Marcel Proust est partout, en filigrane, dans la relation amoureuse entre Jeanne et Gaston ; il se dit lui-même amoureux de Jeanne mais on sait ce qu’il advint de ses inclinations sentimentales. Beaucoup de gens de leur entourage devinent le talent prometteur du jeune Proust. « Paul Morand dira plus tard : Il ne servait de rien, avec lui, de dissimuler. Une pensée émergeait-elle à la surface de votre conscience ? Au même moment Proust marquait par un léger choc qu’il en avait reçu communication en même temps que vous-même » (page 224).

« Mais Jeanne, dont il a été épris, n’a perçu chez lui que de l’étrangeté, et un peu de ridicule. Elle l’a trouvé différent des autres et, sans le mépriser, elle s’est moquée de lui et s’est surtout intéressée à lui dans la mesure où il l’a servait (…) Jusqu’à la mort de Marcel, elle garda envers lui un certain dédain, une sorte de réprobation.

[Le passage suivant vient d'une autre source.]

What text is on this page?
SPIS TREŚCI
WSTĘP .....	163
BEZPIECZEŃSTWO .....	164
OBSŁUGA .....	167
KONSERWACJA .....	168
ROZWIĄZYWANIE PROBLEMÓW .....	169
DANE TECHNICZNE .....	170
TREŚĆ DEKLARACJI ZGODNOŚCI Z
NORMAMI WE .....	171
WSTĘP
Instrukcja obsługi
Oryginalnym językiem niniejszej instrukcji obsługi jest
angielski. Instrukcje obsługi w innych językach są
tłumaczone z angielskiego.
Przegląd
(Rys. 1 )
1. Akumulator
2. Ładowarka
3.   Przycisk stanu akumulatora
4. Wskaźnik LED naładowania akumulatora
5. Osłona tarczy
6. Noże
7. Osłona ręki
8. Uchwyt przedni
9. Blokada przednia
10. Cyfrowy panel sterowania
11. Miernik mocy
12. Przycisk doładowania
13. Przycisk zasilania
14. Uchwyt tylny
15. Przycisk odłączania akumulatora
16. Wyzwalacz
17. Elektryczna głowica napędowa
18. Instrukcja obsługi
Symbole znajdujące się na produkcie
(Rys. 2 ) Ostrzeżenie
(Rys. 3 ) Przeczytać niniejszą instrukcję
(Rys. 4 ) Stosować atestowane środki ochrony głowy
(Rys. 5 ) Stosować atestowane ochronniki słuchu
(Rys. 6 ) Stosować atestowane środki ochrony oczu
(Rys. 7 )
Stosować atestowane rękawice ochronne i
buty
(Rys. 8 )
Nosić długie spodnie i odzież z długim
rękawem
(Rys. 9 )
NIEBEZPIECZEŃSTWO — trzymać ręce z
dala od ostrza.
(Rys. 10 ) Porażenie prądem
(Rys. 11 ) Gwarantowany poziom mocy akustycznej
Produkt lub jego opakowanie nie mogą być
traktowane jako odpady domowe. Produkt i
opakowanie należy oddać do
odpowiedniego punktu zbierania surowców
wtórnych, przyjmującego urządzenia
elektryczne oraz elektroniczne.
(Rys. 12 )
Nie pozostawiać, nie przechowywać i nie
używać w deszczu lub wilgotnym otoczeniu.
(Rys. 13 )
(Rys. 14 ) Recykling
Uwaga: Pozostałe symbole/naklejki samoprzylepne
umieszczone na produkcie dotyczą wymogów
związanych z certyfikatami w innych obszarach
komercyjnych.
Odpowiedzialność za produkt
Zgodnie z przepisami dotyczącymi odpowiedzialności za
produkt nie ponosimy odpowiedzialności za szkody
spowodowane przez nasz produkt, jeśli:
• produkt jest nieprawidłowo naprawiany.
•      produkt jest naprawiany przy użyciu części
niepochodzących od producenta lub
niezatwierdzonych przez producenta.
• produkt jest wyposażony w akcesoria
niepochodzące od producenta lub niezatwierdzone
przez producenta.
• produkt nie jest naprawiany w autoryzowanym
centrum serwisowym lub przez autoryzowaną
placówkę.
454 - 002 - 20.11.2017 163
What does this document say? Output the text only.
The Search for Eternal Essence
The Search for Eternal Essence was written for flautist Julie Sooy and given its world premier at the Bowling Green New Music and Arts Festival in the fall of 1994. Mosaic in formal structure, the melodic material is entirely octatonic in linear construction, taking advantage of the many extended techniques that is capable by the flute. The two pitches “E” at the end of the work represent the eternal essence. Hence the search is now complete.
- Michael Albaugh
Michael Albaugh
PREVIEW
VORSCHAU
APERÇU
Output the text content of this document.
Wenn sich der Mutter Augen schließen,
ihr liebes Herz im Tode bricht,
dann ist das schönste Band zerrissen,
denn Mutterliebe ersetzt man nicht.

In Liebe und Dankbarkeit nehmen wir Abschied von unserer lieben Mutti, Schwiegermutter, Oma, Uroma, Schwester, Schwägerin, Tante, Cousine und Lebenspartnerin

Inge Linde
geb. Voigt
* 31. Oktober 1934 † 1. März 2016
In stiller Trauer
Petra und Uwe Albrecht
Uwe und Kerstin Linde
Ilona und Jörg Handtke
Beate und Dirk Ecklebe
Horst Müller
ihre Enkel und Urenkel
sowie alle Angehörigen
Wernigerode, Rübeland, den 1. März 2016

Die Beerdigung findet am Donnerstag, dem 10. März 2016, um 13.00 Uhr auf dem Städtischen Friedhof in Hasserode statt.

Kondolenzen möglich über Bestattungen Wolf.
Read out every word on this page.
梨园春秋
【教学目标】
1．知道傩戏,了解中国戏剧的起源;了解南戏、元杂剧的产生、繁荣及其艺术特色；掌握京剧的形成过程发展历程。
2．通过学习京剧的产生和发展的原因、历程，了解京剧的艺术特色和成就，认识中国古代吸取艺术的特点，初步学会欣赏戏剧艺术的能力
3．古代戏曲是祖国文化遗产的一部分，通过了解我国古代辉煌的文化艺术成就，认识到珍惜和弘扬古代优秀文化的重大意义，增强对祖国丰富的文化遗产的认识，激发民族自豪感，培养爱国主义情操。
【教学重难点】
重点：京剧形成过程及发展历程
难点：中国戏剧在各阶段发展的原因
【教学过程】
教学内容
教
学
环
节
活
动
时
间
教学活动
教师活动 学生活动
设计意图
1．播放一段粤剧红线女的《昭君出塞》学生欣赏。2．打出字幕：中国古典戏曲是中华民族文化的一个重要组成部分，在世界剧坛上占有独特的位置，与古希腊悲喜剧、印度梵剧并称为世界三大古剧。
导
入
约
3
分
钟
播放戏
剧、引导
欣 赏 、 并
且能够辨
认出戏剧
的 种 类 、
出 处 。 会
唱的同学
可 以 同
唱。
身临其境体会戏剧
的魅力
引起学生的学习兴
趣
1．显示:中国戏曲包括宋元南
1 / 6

Après, elle essaya de le récupérer et publia en 1928 Quelques lettres de Marcel Proust, livre dont les commentaires sont d’ailleurs agréables et intéressants et où l’auteur affirme qu’elle a immédiatement décelé le talent du jeune homme et l’a apprécié ».

Mais dans une lettre à sa fille Simone, le 28 novembre 1947, elle écrira : « J’enrage en songeant que dans une scène stupide avec ton père, j’ai stupidement jeté au feu… tant de lettres. Il y avait dans ce paquet de lettres des considérations infinies sur l’amour qu’il prétendait avoir eu pour moi. L’analyse qu’il en faisait n’aurait pas déparé Le Temps retrouvé » (page 225).